Washing all the stuff was a little less fun. But they were tasty.
Move over Dominion, this is my daughter’s new favorite game. Skip the buying, straight into drafting. Plus cute art!
We’ve played this two player, though I suspect it’s better with more. Coincidentally, I’ve been playing Magic The Gathering online in their Arena program. One of the main ways to play that game is also drafting.
Funny how card games are just a bundle of numbers and mechanics. Strip out the art and they all rhyme.
Daddy’s favorite game is Magic. My favorite game is SUSHI GO!!!!
—October 2021 ,
PPS—Dream Cakes, Ravensburger, 2014
When my daughter was younger, she would turn anything (non-stuffy) into cakes, so my sister gave us this game for Christmas.
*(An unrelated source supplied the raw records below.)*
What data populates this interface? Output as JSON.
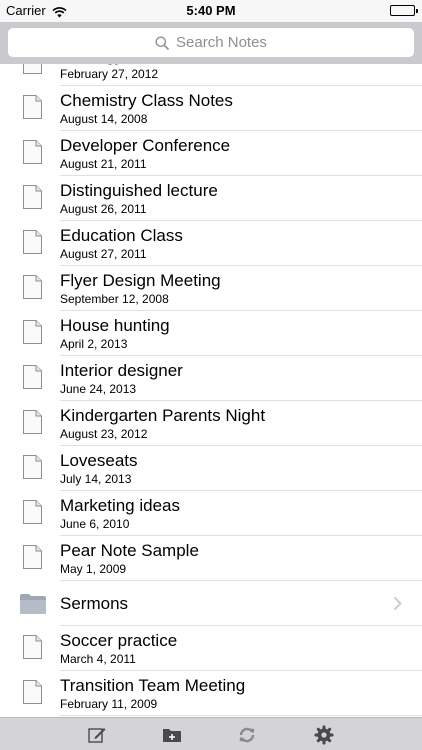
{
  "status_bar": {
    "carrier": "Carrier",
    "time": "5:40 PM"
  },
  "search": {
    "placeholder": "Search Notes"
  },
  "notes": [
    {
      "type": "note",
      "title": "Strategy",
      "date": "February 27, 2012"
    },
    {
      "type": "note",
      "title": "Chemistry Class Notes",
      "date": "August 14, 2008"
    },
    {
      "type": "note",
      "title": "Developer Conference",
      "date": "August 21, 2011"
    },
    {
      "type": "note",
      "title": "Distinguished lecture",
      "date": "August 26, 2011"
    },
    {
      "type": "note",
      "title": "Education Class",
      "date": "August 27, 2011"
    },
    {
      "type": "note",
      "title": "Flyer Design Meeting",
      "date": "September 12, 2008"
    },
    {
      "type": "note",
      "title": "House hunting",
      "date": "April 2, 2013"
    },
    {
      "type": "note",
      "title": "Interior designer",
      "date": "June 24, 2013"
    },
    {
      "type": "note",
      "title": "Kindergarten Parents Night",
      "date": "August 23, 2012"
    },
    {
      "type": "note",
      "title": "Loveseats",
      "date": "July 14, 2013"
    },
    {
      "type": "note",
      "title": "Marketing ideas",
      "date": "June 6, 2010"
    },
    {
      "type": "note",
      "title": "Pear Note Sample",
      "date": "May 1, 2009"
    },
    {
      "type": "folder",
      "title": "Sermons",
      "date": ""
    },
    {
      "type": "note",
      "title": "Soccer practice",
      "date": "March 4, 2011"
    },
    {
      "type": "note",
      "title": "Transition Team Meeting",
      "date": "February 11, 2009"
    }
  ],
  "toolbar": {
    "icons": [
      "compose-icon",
      "new-folder-icon",
      "sync-icon",
      "settings-icon"
    ]
  },
  "colors": {
    "search_bar_bg": "#c9c9ce",
    "toolbar_bg": "#d4d4d8",
    "separator": "#e0e0e0",
    "placeholder": "#8e8e93"
  }
}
At first, the girl didn’t want to play the game competitively, but she quickly realized this game is all just luck. She still gets annoyed if her baby brother does well.
Maybe this will be the gateway to teaching her to become a good loser. I’m not a competitive guy. Maybe it’s because I fear failure so much that I suppress myself. Avoiding goals sidesteps disappointment!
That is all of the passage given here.